Kata "Merdeka" menjadi racun yang membahayakan bagi nyawa kolonialisme Belanda di Indonesia. Maka pemerintah kolonial terus melakukan langkah yang massif dan terstruktur agar senantiasa berhasil mempertahankan dan memperpanjang rentang kolonialisme di Indonesia.
Sehingga tercipta suatu "mitos" bahwa "merdeka" bagi bangsa Indonesia adalah hantu yang sangat menakutkan. Maka jangan sekali-kali bangsa ini bicara tentang kata "merdeka"
Hari ini bangsa kita memperingati 76 tahun kebebasannya dari ikatan kolonialisme. Hal ini berarti 76 tahun yang lalu bangsa kita mematahkan mitos politik pemerintah kolonial. Proses panjang dan berliku dengan segenap pengorbanan yang dilakukan adalah fakta dibalik kata "merdeka" yang sekarang kita peringati.
Sejak kapan kata "merdeka" itu tersampaikan? Siapa yang berani menyampaikan? Bagaimana sikap Pemerintah Kolonial Belanda ketika membaca ada kata "merdeka"? Itulah sederet pertanyaan anak bangsa yang juga perlu diungkap dalam mememperingati 76 tahun kemerdekaan bangsa kita.

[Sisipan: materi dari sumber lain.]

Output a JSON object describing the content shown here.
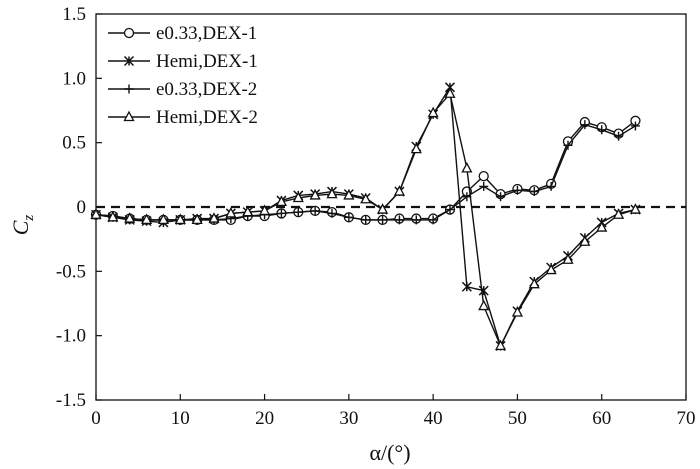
{
  "chart_data": {
    "type": "line",
    "xlabel": "α/(°)",
    "ylabel_main": "C",
    "ylabel_sub": "z",
    "xlim": [
      0,
      70
    ],
    "ylim": [
      -1.5,
      1.5
    ],
    "xticks": [
      0,
      10,
      20,
      30,
      40,
      50,
      60,
      70
    ],
    "yticks": [
      -1.5,
      -1.0,
      -0.5,
      0,
      0.5,
      1.0,
      1.5
    ],
    "xtick_labels": [
      "0",
      "10",
      "20",
      "30",
      "40",
      "50",
      "60",
      "70"
    ],
    "ytick_labels": [
      "-1.5",
      "-1.0",
      "-0.5",
      "0",
      "0.5",
      "1.0",
      "1.5"
    ],
    "grid": false,
    "legend_position": "top-left",
    "reference_line": {
      "y": 0,
      "style": "dashed"
    },
    "series": [
      {
        "name": "e0.33,DEX-1",
        "marker": "circle",
        "x": [
          0,
          2,
          4,
          6,
          8,
          10,
          12,
          14,
          16,
          18,
          20,
          22,
          24,
          26,
          28,
          30,
          32,
          34,
          36,
          38,
          40,
          42,
          44,
          46,
          48,
          50,
          52,
          54,
          56,
          58,
          60,
          62,
          64
        ],
        "y": [
          -0.06,
          -0.07,
          -0.09,
          -0.1,
          -0.1,
          -0.1,
          -0.1,
          -0.1,
          -0.1,
          -0.07,
          -0.07,
          -0.05,
          -0.04,
          -0.03,
          -0.04,
          -0.08,
          -0.1,
          -0.1,
          -0.09,
          -0.09,
          -0.09,
          -0.02,
          0.12,
          0.24,
          0.1,
          0.14,
          0.13,
          0.18,
          0.51,
          0.66,
          0.62,
          0.57,
          0.67
        ]
      },
      {
        "name": "Hemi,DEX-1",
        "marker": "x-star",
        "x": [
          0,
          2,
          4,
          6,
          8,
          10,
          12,
          14,
          16,
          18,
          20,
          22,
          24,
          26,
          28,
          30,
          32,
          34,
          36,
          38,
          40,
          42,
          44,
          46,
          48,
          50,
          52,
          54,
          56,
          58,
          60,
          62,
          64
        ],
        "y": [
          -0.06,
          -0.08,
          -0.1,
          -0.11,
          -0.12,
          -0.1,
          -0.09,
          -0.09,
          -0.05,
          -0.04,
          -0.03,
          0.05,
          0.09,
          0.1,
          0.12,
          0.1,
          0.07,
          -0.02,
          0.12,
          0.47,
          0.72,
          0.93,
          -0.62,
          -0.65,
          -1.08,
          -0.81,
          -0.58,
          -0.47,
          -0.38,
          -0.24,
          -0.12,
          -0.05,
          -0.02
        ]
      },
      {
        "name": "e0.33,DEX-2",
        "marker": "plus",
        "x": [
          0,
          2,
          4,
          6,
          8,
          10,
          12,
          14,
          16,
          18,
          20,
          22,
          24,
          26,
          28,
          30,
          32,
          34,
          36,
          38,
          40,
          42,
          44,
          46,
          48,
          50,
          52,
          54,
          56,
          58,
          60,
          62,
          64
        ],
        "y": [
          -0.06,
          -0.07,
          -0.09,
          -0.1,
          -0.1,
          -0.1,
          -0.1,
          -0.1,
          -0.09,
          -0.07,
          -0.06,
          -0.05,
          -0.04,
          -0.03,
          -0.05,
          -0.08,
          -0.1,
          -0.1,
          -0.1,
          -0.1,
          -0.1,
          -0.02,
          0.08,
          0.16,
          0.08,
          0.13,
          0.12,
          0.16,
          0.48,
          0.64,
          0.6,
          0.55,
          0.63
        ]
      },
      {
        "name": "Hemi,DEX-2",
        "marker": "triangle",
        "x": [
          0,
          2,
          4,
          6,
          8,
          10,
          12,
          14,
          16,
          18,
          20,
          22,
          24,
          26,
          28,
          30,
          32,
          34,
          36,
          38,
          40,
          42,
          44,
          46,
          48,
          50,
          52,
          54,
          56,
          58,
          60,
          62,
          64
        ],
        "y": [
          -0.06,
          -0.08,
          -0.09,
          -0.1,
          -0.1,
          -0.1,
          -0.1,
          -0.09,
          -0.05,
          -0.04,
          -0.03,
          0.04,
          0.07,
          0.09,
          0.1,
          0.09,
          0.06,
          -0.02,
          0.12,
          0.45,
          0.73,
          0.88,
          0.3,
          -0.77,
          -1.08,
          -0.82,
          -0.6,
          -0.49,
          -0.41,
          -0.27,
          -0.16,
          -0.06,
          -0.02
        ]
      }
    ]
  }
}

Pertanyaan petama jawabnya adalah sejak 6 September 1912. Pertanyaan ke dua jawabnya adalah Tiga Serangkai (dr Cipto Mangunkusumo, Suwardi Suryaningrat dan E.D.Dekker) selaku pendiri organisasi pergerakan nasional yang bernama Indivche Partij. Pertanyaan ke tiga jawabnya Pemerintah Kolonial Belanda "Menolak" dan "mengasingkan" para pengusung ide kemerdekaan.
Apa yang melatarbelakangi Indische Partij mempunyai tuntutan Indonesia Merdeka? Mari kita simak paparan berikut:
Apabila dihitung sejak zaman VOC (20 Maret 1602) yaitu kongsi dagang Belanda di Indonesia, maka penjajahan di Indononesia berjalan sekitar 343 tahun. Namun kalau dihitung dari tahun 1800 (sejak VOC dibubarkan 31 Desember 1799), maka penjajahan Belanda di Indonesia berjalan selama 145 tahun.
Penjajahan yang berjalan ratusan tahun tentu meninggalkan banyak penderitaan baik secara politik apalagi di bidang sosial dan ekonomi. Secara politik, pemerintah kolonial Belanda menerapkan politik untuk menguasai sentra-sentra kekuasaan. Gubernur Jenderal, Gubernur, Residen dijabat oleh orang-orang Belanda.
Residen ke bawah dalam kekuasaan penguasa lokal baik bupati maupun pejabat di bawahnya. Tujuannya adalah melanggengkan kekuasaan.
Secara sosial, Belanda menerapkan stratifikasi sosial-kolonial dalam bentuk "colour line" (garis warna). Dalam garis warna tersebut Belanda menempati kelas pertama, kelas sosial kedua ditempati orang-orang timur asing (Cina, Arab, India) sedang pribumi berada di kelas akhir.